Posted by: Richard Young | 5 Apr 2007 14:37:51

Both you and Evan Davies have overlooked one central fact. From the 1920s on until Brown`s tax, there was an explicit agreement between the Inland Revenue and pension funds that income deferred and paid into a pension scheme, and the investment income thereon, should not be liable to tax until it was paid out as a pension.

Two undeniable consequence of the Brown pensions tax were:
(1) pension fund trustees either had to find £5 billion a year to replace Brown`s tax - now cumulatively estimated as a £50 billion+ hit - or face up to the certainty that funds could not meet their future obligations; and
(2) pension fund members now suffered double taxation on their savings.

In the circumstances it is no surprise that final salary schemes are closing down and will become a thing of the past. Brown`s measure otherwise becomes another tax on the companies that funded the shortfall.

It is also no surprise that anyone receiving or anticipating a pension is livid about this measure. This will run and run.

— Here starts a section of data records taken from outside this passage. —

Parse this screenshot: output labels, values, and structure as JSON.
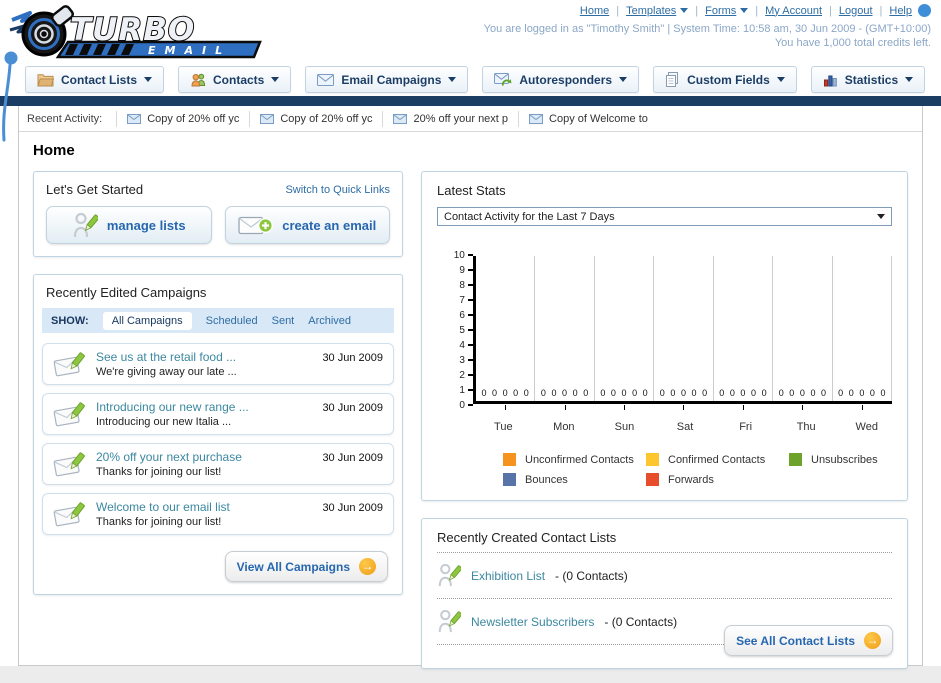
{
  "header": {
    "logo_title": "TURBO",
    "logo_subtitle": "EMAIL",
    "nav": {
      "home": "Home",
      "templates": "Templates",
      "forms": "Forms",
      "my_account": "My Account",
      "logout": "Logout",
      "help": "Help"
    },
    "login_line": "You are logged in as \"Timothy Smith\" | System Time: 10:58 am, 30 Jun 2009 - (GMT+10:00)",
    "credits_line": "You have 1,000 total credits left."
  },
  "tabs": [
    {
      "label": "Contact Lists",
      "icon": "folder-icon"
    },
    {
      "label": "Contacts",
      "icon": "people-icon"
    },
    {
      "label": "Email Campaigns",
      "icon": "envelope-icon"
    },
    {
      "label": "Autoresponders",
      "icon": "envelope-arrow-icon"
    },
    {
      "label": "Custom Fields",
      "icon": "pages-icon"
    },
    {
      "label": "Statistics",
      "icon": "bar-chart-icon"
    }
  ],
  "recent_activity": {
    "label": "Recent Activity:",
    "items": [
      {
        "text": "Copy of 20% off yc"
      },
      {
        "text": "Copy of 20% off yc"
      },
      {
        "text": "20% off your next p"
      },
      {
        "text": "Copy of Welcome to"
      }
    ]
  },
  "page_title": "Home",
  "get_started": {
    "title": "Let's Get Started",
    "switch_link": "Switch to Quick Links",
    "manage_lists_label": "manage lists",
    "create_email_label": "create an email"
  },
  "campaigns": {
    "title": "Recently Edited Campaigns",
    "show_label": "SHOW:",
    "filters": [
      {
        "label": "All Campaigns"
      },
      {
        "label": "Scheduled"
      },
      {
        "label": "Sent"
      },
      {
        "label": "Archived"
      }
    ],
    "active_filter": "All Campaigns",
    "items": [
      {
        "title": "See us at the retail food ...",
        "subtitle": "We're giving away our late ...",
        "date": "30 Jun 2009"
      },
      {
        "title": "Introducing our new range ...",
        "subtitle": "Introducing our new Italia ...",
        "date": "30 Jun 2009"
      },
      {
        "title": "20% off your next purchase",
        "subtitle": "Thanks for joining our list!",
        "date": "30 Jun 2009"
      },
      {
        "title": "Welcome to our email list",
        "subtitle": "Thanks for joining our list!",
        "date": "30 Jun 2009"
      }
    ],
    "view_all_label": "View All Campaigns"
  },
  "stats": {
    "title": "Latest Stats",
    "dropdown_value": "Contact Activity for the Last 7 Days"
  },
  "chart_data": {
    "type": "bar",
    "title": "Contact Activity for the Last 7 Days",
    "categories": [
      "Tue",
      "Mon",
      "Sun",
      "Sat",
      "Fri",
      "Thu",
      "Wed"
    ],
    "series": [
      {
        "name": "Unconfirmed Contacts",
        "color": "#F6921E",
        "values": [
          0,
          0,
          0,
          0,
          0,
          0,
          0
        ]
      },
      {
        "name": "Confirmed Contacts",
        "color": "#FDC62F",
        "values": [
          0,
          0,
          0,
          0,
          0,
          0,
          0
        ]
      },
      {
        "name": "Unsubscribes",
        "color": "#6FA22B",
        "values": [
          0,
          0,
          0,
          0,
          0,
          0,
          0
        ]
      },
      {
        "name": "Bounces",
        "color": "#5873A8",
        "values": [
          0,
          0,
          0,
          0,
          0,
          0,
          0
        ]
      },
      {
        "name": "Forwards",
        "color": "#E74C2B",
        "values": [
          0,
          0,
          0,
          0,
          0,
          0,
          0
        ]
      }
    ],
    "xlabel": "",
    "ylabel": "",
    "ylim": [
      0,
      10
    ],
    "y_ticks": [
      0,
      1,
      2,
      3,
      4,
      5,
      6,
      7,
      8,
      9,
      10
    ],
    "grid": true,
    "legend_position": "bottom",
    "value_labels_shown": true
  },
  "contact_lists": {
    "title": "Recently Created Contact Lists",
    "items": [
      {
        "name": "Exhibition List",
        "count": "- (0 Contacts)"
      },
      {
        "name": "Newsletter Subscribers",
        "count": "- (0 Contacts)"
      }
    ],
    "see_all_label": "See All Contact Lists"
  }
}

Posted by: David Andrews | 5 Apr 2007 16:33:28

David Andrews' analysis is quite correct, but it needs to be said that a system of tax deferral is not neutral in the hands of the pension recipients. It is in normal circumstances massively in their favour, leading to nett-of-tax pensions far greater than would have been gross pensions purchased from the proceeds of a fund that did not enjoy tax deferral. The reasoning behind this is that the part of the closing fund that has been generated from the deferred tax, and the compound growth thereof, will in any normal situation be far greater than the amount needed to fund the tax on the pension, and may be applied therefore to increase the amount of pension actually received.

What also needs to be pointed out is that the 1997 changes did not impose an across-the-board tax on pension fund investments. What it did was to prevent funds from reclaiming imputed income tax on dividends. The income from all other forms of investment continued to be free of tax. Why were the funds not able partially to offset the loss of the tax credit by switching their investment into other areas from which the return would be free of tax?

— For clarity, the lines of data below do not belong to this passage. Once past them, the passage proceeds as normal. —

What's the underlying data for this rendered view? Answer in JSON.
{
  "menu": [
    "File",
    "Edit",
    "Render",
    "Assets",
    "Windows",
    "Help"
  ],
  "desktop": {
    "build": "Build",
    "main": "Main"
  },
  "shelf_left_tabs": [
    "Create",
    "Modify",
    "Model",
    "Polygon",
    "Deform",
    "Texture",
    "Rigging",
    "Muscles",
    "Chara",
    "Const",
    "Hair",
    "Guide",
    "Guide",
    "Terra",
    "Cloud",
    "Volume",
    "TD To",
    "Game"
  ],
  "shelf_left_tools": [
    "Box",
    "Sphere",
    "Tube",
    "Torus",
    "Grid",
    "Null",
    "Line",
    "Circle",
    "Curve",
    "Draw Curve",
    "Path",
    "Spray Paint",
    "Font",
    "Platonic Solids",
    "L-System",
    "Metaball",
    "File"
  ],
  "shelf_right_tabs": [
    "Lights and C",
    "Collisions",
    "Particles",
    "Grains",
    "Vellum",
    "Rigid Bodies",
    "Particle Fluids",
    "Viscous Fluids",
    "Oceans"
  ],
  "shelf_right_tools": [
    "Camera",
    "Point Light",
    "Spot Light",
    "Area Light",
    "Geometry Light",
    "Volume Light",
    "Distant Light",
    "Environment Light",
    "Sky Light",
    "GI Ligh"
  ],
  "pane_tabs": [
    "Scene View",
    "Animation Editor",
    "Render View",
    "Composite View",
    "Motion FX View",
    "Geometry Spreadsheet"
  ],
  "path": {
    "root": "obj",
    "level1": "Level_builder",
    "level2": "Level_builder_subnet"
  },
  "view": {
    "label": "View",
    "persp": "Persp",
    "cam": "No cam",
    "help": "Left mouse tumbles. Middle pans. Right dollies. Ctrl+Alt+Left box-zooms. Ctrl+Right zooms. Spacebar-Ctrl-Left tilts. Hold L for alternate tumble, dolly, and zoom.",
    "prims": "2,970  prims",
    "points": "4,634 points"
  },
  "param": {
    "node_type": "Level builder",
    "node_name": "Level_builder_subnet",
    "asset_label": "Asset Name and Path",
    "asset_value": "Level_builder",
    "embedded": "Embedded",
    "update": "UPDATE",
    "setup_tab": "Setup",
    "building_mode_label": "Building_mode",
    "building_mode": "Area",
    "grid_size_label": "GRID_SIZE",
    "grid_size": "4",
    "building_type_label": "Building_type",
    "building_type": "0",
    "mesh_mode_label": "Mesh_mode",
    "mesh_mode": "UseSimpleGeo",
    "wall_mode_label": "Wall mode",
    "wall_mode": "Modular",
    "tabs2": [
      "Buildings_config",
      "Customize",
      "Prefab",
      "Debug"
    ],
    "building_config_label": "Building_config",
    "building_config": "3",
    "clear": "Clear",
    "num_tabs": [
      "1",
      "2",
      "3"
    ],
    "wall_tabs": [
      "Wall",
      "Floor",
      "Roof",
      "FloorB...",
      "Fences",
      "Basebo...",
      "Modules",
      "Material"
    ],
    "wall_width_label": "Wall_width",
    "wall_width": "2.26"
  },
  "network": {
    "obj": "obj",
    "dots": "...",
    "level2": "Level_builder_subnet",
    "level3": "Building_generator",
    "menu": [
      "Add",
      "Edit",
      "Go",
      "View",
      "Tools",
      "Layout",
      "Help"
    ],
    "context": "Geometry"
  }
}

I appreciate that this business was not handled very well at the time, but this was, surely, only to be expected when the Chancellor and his entourage behave in such a sociopathic way. But it is, I believe, incorrect to contend that what was done was unjust. In many ways the injustice was in the previous arrangements, which unfairly favoured those with occupational pensions over those without.

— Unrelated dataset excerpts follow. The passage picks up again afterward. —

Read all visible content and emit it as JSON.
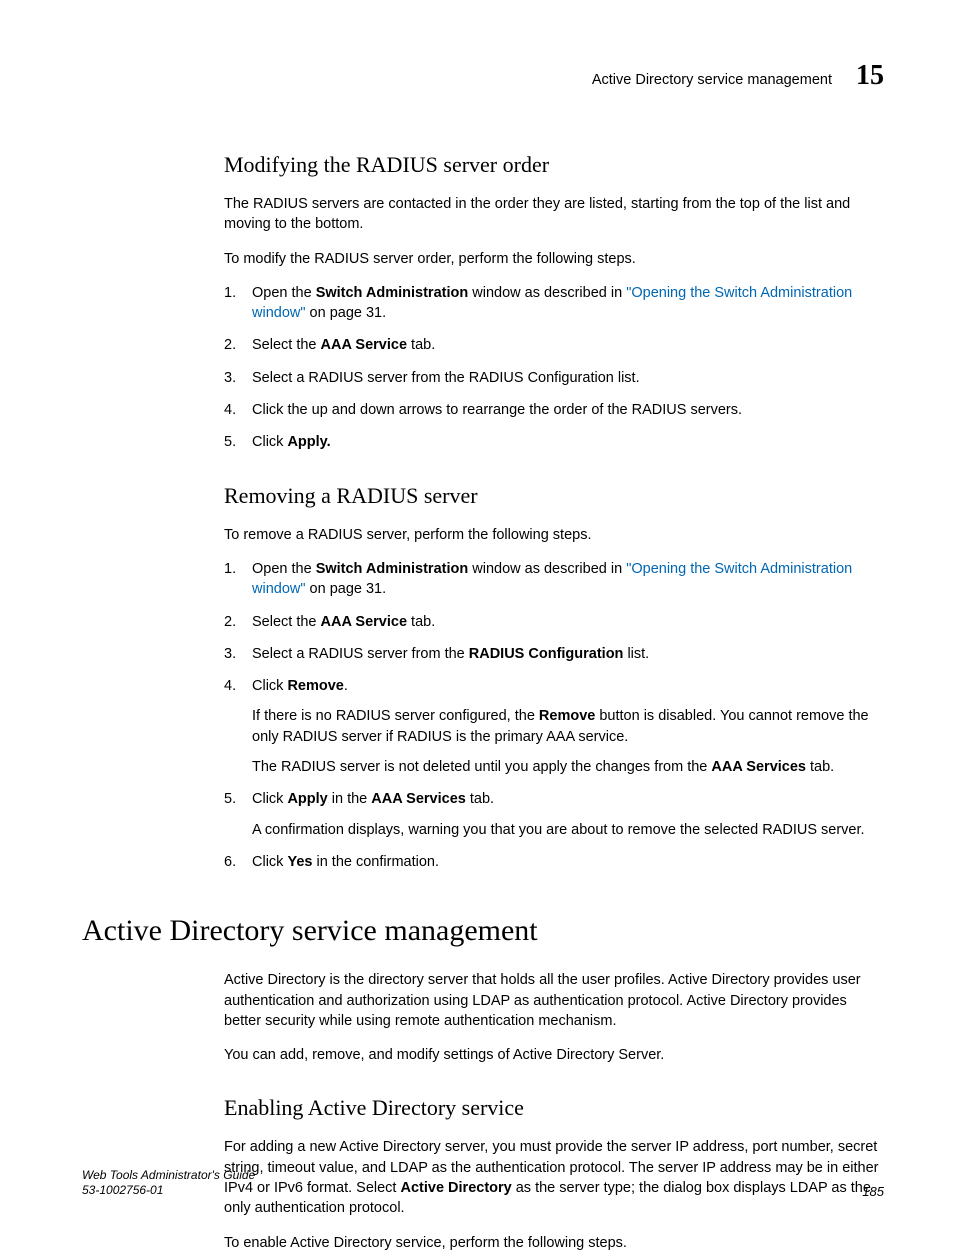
{
  "header": {
    "title": "Active Directory service management",
    "chapter": "15"
  },
  "section1": {
    "heading": "Modifying the RADIUS server order",
    "intro": "The RADIUS servers are contacted in the order they are listed, starting from the top of the list and moving to the bottom.",
    "lead": "To modify the RADIUS server order, perform the following steps.",
    "steps": {
      "s1a": "Open the ",
      "s1b": "Switch Administration",
      "s1c": " window as described in ",
      "s1link": "\"Opening the Switch Administration window\"",
      "s1d": " on page 31.",
      "s2a": "Select the ",
      "s2b": "AAA Service",
      "s2c": " tab.",
      "s3": "Select a RADIUS server from the RADIUS Configuration list.",
      "s4": "Click the up and down arrows to rearrange the order of the RADIUS servers.",
      "s5a": "Click ",
      "s5b": "Apply."
    }
  },
  "section2": {
    "heading": "Removing a RADIUS server",
    "lead": "To remove a RADIUS server, perform the following steps.",
    "steps": {
      "s1a": "Open the ",
      "s1b": "Switch Administration",
      "s1c": " window as described in ",
      "s1link": "\"Opening the Switch Administration window\"",
      "s1d": " on page 31.",
      "s2a": "Select the ",
      "s2b": "AAA Service",
      "s2c": " tab.",
      "s3a": "Select a RADIUS server from the ",
      "s3b": "RADIUS Configuration",
      "s3c": " list.",
      "s4a": "Click ",
      "s4b": "Remove",
      "s4c": ".",
      "s4p1a": "If there is no RADIUS server configured, the ",
      "s4p1b": "Remove",
      "s4p1c": " button is disabled. You cannot remove the only RADIUS server if RADIUS is the primary AAA service.",
      "s4p2a": "The RADIUS server is not deleted until you apply the changes from the ",
      "s4p2b": "AAA Services",
      "s4p2c": " tab.",
      "s5a": "Click ",
      "s5b": "Apply",
      "s5c": " in the ",
      "s5d": "AAA Services",
      "s5e": " tab.",
      "s5p1": "A confirmation displays, warning you that you are about to remove the selected RADIUS server.",
      "s6a": "Click ",
      "s6b": "Yes",
      "s6c": " in the confirmation."
    }
  },
  "section3": {
    "heading": "Active Directory service management",
    "p1": "Active Directory is the directory server that holds all the user profiles. Active Directory provides user authentication and authorization using LDAP as authentication protocol. Active Directory provides better security while using remote authentication mechanism.",
    "p2": "You can add, remove, and modify settings of Active Directory Server."
  },
  "section4": {
    "heading": "Enabling Active Directory service",
    "p1a": "For adding a new Active Directory server, you must provide the server IP address, port number, secret string, timeout value, and LDAP as the authentication protocol. The server IP address may be in either IPv4 or IPv6 format. Select ",
    "p1b": "Active Directory",
    "p1c": " as the server type; the dialog box displays LDAP as the only authentication protocol.",
    "p2": "To enable Active Directory service, perform the following steps."
  },
  "footer": {
    "guide": "Web Tools Administrator's Guide",
    "docnum": "53-1002756-01",
    "page": "185"
  }
}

Posted by: Simon Stephenson | 5 Apr 2007 20:26:25

What Gordon Brown has created is a divided community where a large part of the pensioner population has been forced below the poverty line whilst there are increasing numbers of the public sector who are enjoying gilt edged pensions paid for by the rest of us.

But the crucial question now is how do we get out of this pension mess. There are two areas that need to be corrected. An article in the Times a couple of years ago showed that the UK is paying the lowest state pension amongst the major members of the European Union at 17% of average earnings. The next lowest is Denmark at 40% of average earnings. However the value of the UK state pension decreases year on year since it only increased by the rate of inflation.

The taxation of pension funds introduced by Gordon Brown must be abolished. It is quite immoral for the Chancellor to tax the pension savings of the private sector.

The important question now is not to talk on and on about these obvious defects but to determine when and how they are to be corrected. Clearly for many pensioners the sooner the better. We also need to know the attitude of the three major political parties and what steps they are prepared to take.